More than eight years after the start of the crisis, hardly a day goes by without an armed attack, the explosion of an artisanal mine or atrocities against civilians.

The bar of two million displaced persons was crossed in January.

A year after Pau and the time of the "military surge", must come to N'Djamena that of the "diplomatic, political and development surge", had advanced the French Minister of Foreign Affairs Jean-Yves Le Drian before the summit.

The French army claims to have seriously weakened the Islamic State organization (OEI) and killed several Al-Qaeda leaders in the Islamic Maghreb (AQIM).

The number of attacks on military camps declined in 2020.

But the two main jihadist nebulae remain very active.

"Adjustment" in sight

And France, confronted at home with growing questions about a financially and humanly costly anti-jihadist commitment (50 soldiers killed since 2013), agrees that the remedy cannot be only military.

Paris considers that too little has been done by its Sahelian partners on the political front, for example in Mali to apply a peace agreement signed with the former rebellion in the North, or to bring back teachers and doctors to the localities. that they have deserted.

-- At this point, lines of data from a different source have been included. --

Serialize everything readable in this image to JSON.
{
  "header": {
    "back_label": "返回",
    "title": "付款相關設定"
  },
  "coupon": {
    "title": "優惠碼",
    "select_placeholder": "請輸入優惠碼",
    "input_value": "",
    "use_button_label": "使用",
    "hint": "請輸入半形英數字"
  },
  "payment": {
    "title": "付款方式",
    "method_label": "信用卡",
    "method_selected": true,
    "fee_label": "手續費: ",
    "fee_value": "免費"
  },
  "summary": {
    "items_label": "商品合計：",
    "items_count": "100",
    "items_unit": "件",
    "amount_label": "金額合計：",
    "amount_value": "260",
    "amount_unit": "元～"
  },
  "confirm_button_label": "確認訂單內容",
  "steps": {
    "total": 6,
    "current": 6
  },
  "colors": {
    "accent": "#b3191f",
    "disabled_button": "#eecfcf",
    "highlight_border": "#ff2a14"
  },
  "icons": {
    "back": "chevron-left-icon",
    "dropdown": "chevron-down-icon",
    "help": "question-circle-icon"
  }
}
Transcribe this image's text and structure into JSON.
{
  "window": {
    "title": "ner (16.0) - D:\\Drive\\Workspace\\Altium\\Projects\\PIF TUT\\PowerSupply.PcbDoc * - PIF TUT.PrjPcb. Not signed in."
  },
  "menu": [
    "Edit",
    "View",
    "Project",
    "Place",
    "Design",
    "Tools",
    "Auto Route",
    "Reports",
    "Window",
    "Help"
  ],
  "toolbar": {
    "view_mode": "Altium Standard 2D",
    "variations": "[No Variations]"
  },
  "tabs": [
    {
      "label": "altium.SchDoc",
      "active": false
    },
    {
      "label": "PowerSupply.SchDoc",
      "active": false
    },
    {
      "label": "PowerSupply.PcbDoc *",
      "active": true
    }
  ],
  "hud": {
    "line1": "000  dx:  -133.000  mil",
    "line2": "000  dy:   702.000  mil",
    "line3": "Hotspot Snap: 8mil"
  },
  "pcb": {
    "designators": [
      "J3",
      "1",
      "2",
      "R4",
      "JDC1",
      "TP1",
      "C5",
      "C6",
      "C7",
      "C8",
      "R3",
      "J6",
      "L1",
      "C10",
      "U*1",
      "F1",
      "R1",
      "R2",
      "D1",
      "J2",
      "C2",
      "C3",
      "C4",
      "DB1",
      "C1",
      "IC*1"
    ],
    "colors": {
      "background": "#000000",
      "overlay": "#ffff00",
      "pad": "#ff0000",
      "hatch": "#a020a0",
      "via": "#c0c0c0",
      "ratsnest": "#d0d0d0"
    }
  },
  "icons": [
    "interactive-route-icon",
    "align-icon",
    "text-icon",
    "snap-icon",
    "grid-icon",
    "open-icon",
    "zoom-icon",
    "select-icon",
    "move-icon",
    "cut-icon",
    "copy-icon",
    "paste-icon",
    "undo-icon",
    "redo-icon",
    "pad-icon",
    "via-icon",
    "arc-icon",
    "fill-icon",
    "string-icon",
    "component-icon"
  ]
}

The N'Djamena summit could "mark the effort targeted at the upper hierarchy" of the Support Group for Islam and Muslims (GSIM), a jihadist alliance affiliated with Al-Qaeda, explains the Elysee.

More generally in the Sahel, France does not hide its desire to reduce the sails of its army.

She will "adjust her effort", assured Mr. Macron in January.

But Paris seems hesitant to immediately cut its workforce.

Paris is counting in particular on "Sahelization", that is to say the passing of the baton to the national armies that France forms with the European Union.

These, under-trained and under-equipped, remain vulnerable.

President Déby himself acknowledged these weaknesses on Monday and "invited all member states to work towards full empowerment of the G5 Sahel joint force by providing it with its own financial and logistical resources".

In addition, politically, Paris insists that it is time to consolidate the military successes of recent months by reinstalling the state where it is absent.

"A lot of efforts are being made by our governments to (...) ensure the return of the State and the administrations to the territories", argued Idriss Déby Itno.

But "the socio-economic situation in our countries is not very bright (...), which is why we are making an urgent appeal to all our partners to provide us with the additional resources they have promised to enable us to carry out our development programs ", he concluded by invoking in particular the" track of the cancellation of the debt ".